Question

Logarithms- How to answer these questions?

Answer 1

For #3:
`\log_px=-4`

Explanation:

I'm a little rusty on my logarithm rules for #2, but here's an explanation of #3.

Logarithms: the Inverse of Exponents

In a sense, we can think of operations like subtraction and division as different ways of representing addition and multiplication. For instance, the same relationship described by the equation 2 + 3 = 5 is captured in the equation 5 - 3 = 2, and 5 × 2 = 10 can be restated as 10 ÷ 2 = 5 without any loss of meaning.

Logarithms do the same thing for exponents: the expression
`2^3=8` can be expressed in logarithms as
`\log_28=3`. Put another way, logarithms are a sort of way of pulling an exponent out onto its own side of the equals sign.

The Problem

Our problem gives us two facts to start: that
`log_p(x^2y^3)=7` and
`p^5=y`. With that, we're expected to find the value of
`\log_px`.
`p^5=y` stands out as the odd-equation-out here; it's the only one not in terms of logarithms. We can fix that by rewriting it as the equivalent statement
`log_py=5`. Now, let's unpack that first logarithm.

Justifying Some Logarithm Rules

For a refresher, let's talk about some of the rules logarithms follow and why they follow them:

Product Rule:
`\log_b(MN)=\log_bM+\log_bN`

The product rule turns multiplication in the argument (parentheses) of a logarithm into addition. For a proof of this, consider two numbers
`M=b^x` and
`N=b^y`. We could rewrite these two equations with logarithms as
`\log_bM=x` and
`\log_bN=y`. With those in mind, we could say the following:

• 
  `\log_b(MN)=\log_b(b^xb^y)` (Substitution)
• 
  `\log_b(b^xb^y)=log_b(b^(x+y))` (Laws of exponents)
• 
  `\log_b(b^(x+y))=x+y` (
  `\log_b(b^n)=n`)
• 
  `x+y=\log_bM+\log_bN` (Substitution)

And we have our proof.

Exponent Rule:
`\log_b(M^n)=n\log_bM`

Since exponents can be thought of as abbreviations for repeated multiplication, we can rewrite
`\log_b(M^n)` as
`\log_b(M* M\cdots * M)`, where M is being multiplied by itself n times. From there, we can use the product rule to rewrite our logarithm as the sum
`\log_bM+\log_bM+\cdots+\log_bM`, and since we have the term
`\log_bM` added n times, we can rewrite is as
`n\log_bM`, proving the rule.

Solving the Problem

With those rules in hand, we're ready to solve the problem. Looking at the equation
`\log_p(x^2y^3)=7`, we can use the product rule to split the logarithm into the sum
`\log_p(x^2)+\log_p(y^3)=7`, and then use the product rule to turn the exponents in each logarithm's argument into coefficients, giving the equation
`2\log_px+3\log_py=7`.

Remember how earlier we rewrote
`p^5=y` as
`log_py=5`? We can now use that fact to substitute 5 in for
`log_py`, giving us

`2\log_px+3(5)=7`

From here, we can simply solve the equation for
`\log_px`:

`2\log_px+15=7\\2\log_px=-8\\\\\log_px=-4`

Answer 2

2. m = b³ (= 216)

3. logp(x) = -4

Explanation:

2. The given equation can be written using the change of base formula as ...
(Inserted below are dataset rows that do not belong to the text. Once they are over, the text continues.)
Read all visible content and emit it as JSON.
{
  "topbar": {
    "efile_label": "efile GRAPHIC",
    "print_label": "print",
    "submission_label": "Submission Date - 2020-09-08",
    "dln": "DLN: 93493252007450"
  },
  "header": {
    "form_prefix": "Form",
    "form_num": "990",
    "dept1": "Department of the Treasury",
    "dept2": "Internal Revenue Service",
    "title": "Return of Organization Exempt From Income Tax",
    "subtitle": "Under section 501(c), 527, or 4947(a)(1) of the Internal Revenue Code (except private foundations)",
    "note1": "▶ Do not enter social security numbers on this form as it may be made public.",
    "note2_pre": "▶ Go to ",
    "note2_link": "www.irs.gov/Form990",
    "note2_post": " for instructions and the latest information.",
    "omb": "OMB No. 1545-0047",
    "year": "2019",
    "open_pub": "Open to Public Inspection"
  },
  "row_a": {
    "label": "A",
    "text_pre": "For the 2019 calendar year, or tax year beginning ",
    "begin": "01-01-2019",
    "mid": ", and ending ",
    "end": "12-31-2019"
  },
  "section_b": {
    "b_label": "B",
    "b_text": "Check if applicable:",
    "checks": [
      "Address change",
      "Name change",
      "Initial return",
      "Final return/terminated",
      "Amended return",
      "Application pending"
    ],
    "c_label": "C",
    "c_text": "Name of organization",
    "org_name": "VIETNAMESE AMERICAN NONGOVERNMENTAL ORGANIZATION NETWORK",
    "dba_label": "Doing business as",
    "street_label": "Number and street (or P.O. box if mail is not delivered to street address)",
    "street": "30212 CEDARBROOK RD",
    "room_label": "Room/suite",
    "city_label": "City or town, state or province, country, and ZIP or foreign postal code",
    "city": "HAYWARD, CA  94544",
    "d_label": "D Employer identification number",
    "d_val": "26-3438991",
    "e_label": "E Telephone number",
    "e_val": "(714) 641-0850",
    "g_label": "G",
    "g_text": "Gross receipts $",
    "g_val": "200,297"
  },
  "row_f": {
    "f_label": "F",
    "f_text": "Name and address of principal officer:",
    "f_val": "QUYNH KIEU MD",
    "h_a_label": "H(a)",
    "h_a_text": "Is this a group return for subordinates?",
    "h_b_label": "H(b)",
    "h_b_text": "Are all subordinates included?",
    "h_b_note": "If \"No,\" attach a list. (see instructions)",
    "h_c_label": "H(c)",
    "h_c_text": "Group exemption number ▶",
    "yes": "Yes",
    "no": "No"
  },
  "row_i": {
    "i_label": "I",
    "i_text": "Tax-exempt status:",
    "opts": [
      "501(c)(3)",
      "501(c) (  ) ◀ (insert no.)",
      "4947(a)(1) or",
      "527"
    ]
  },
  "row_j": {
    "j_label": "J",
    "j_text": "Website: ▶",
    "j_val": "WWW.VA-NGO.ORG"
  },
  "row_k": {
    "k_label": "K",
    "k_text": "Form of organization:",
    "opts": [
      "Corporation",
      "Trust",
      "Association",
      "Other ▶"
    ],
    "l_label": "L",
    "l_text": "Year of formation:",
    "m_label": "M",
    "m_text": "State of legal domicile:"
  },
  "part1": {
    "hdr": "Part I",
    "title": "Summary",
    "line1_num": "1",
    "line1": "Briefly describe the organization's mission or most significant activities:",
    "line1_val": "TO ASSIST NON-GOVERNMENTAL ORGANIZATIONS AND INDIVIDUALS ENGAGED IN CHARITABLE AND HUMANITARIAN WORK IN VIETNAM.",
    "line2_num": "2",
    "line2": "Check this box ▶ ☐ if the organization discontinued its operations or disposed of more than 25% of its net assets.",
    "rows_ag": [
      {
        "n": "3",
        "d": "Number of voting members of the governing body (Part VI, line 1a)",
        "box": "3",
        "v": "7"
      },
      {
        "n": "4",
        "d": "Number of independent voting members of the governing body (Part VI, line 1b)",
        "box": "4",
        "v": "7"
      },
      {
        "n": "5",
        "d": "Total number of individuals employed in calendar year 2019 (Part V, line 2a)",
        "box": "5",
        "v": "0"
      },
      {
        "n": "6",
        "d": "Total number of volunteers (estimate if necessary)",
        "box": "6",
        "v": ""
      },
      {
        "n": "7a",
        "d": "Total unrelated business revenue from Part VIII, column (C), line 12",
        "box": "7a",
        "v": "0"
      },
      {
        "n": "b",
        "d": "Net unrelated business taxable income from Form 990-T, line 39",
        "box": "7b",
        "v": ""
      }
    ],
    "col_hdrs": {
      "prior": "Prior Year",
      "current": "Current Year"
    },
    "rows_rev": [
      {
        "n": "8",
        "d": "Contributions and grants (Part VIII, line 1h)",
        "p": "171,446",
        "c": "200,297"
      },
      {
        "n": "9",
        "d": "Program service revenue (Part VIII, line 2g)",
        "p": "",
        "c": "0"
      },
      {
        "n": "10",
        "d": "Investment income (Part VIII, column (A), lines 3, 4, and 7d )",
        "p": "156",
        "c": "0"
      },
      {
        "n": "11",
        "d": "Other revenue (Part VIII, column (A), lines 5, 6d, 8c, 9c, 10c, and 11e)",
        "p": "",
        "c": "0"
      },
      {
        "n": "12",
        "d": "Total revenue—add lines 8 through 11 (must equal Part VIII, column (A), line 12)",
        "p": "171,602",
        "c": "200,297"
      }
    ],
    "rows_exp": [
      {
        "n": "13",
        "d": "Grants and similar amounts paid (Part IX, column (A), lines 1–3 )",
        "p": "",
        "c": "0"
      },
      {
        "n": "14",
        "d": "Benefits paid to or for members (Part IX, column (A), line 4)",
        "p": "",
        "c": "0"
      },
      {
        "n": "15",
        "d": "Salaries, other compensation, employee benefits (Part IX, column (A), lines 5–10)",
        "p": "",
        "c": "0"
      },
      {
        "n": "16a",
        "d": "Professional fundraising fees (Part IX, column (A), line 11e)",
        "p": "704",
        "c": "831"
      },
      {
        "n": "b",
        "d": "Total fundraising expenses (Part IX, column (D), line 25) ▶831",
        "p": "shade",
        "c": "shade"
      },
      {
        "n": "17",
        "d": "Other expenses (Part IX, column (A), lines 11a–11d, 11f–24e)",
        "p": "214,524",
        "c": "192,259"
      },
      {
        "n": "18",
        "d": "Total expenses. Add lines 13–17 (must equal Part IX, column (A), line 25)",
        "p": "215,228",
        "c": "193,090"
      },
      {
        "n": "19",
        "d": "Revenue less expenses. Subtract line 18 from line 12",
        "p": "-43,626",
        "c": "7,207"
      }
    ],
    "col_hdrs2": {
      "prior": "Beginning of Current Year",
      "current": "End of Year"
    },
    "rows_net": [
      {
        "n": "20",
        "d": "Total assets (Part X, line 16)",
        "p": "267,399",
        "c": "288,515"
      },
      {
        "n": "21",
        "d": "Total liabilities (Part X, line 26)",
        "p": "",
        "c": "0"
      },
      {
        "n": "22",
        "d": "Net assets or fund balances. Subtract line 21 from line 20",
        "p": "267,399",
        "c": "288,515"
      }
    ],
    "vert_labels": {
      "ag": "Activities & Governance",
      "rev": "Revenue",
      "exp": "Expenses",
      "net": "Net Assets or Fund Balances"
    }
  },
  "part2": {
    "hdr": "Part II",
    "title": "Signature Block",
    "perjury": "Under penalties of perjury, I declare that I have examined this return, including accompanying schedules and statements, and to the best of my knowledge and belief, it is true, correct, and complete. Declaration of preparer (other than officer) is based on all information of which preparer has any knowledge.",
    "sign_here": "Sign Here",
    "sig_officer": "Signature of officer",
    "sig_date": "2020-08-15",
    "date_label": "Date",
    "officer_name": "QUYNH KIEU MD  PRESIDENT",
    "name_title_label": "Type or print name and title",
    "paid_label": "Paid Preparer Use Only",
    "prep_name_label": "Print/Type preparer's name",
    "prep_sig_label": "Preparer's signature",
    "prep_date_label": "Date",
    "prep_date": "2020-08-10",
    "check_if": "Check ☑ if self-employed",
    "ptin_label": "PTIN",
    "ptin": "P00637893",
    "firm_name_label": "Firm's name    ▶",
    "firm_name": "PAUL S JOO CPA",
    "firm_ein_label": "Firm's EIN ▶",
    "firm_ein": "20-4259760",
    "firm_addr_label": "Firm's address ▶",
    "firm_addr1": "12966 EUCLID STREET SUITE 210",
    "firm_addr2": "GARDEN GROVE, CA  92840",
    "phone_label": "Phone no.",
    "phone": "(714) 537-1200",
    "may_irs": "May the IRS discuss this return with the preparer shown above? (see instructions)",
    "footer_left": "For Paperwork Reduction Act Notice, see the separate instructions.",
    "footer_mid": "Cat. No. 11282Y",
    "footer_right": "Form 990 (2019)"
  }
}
... log(m)/log(b) + 9·log(b)/log(m) = 6

If we define x = log(m)/log(b), then this becomes ...

... x + 9/x = 6

Subtracting 6 and multiplying by x gives ...

... x² -6x +9 = 0

... (x -3)² = 0 . . . . . factored

... x = 3 . . . . . . . . . value of x that makes it true

Remembering that x = log(m)/log(b), this means

... 3 = log(m)/log(b)

... 3·log(b) = log(m) . . . . . multiply by the denominator; next, take the antilog

... m = b³ . . . . . . the expression you're looking for

___

3. Substituting the given expression for y, the equation becomes ...

... logp(x^2·(p^5)^3) = 7

... logp(x^2) + logp(p^15) = 7 . . . . . use the rule for log of a product

... 2logp(x) + 15 = 7 . . . . . . . . . . . . . use the definition of a logarithm

... 2logp(x) = -8 . . . . . . . . . . . . . . . . subtract 15

... logp(x) = -4 . . . . . . divide by 2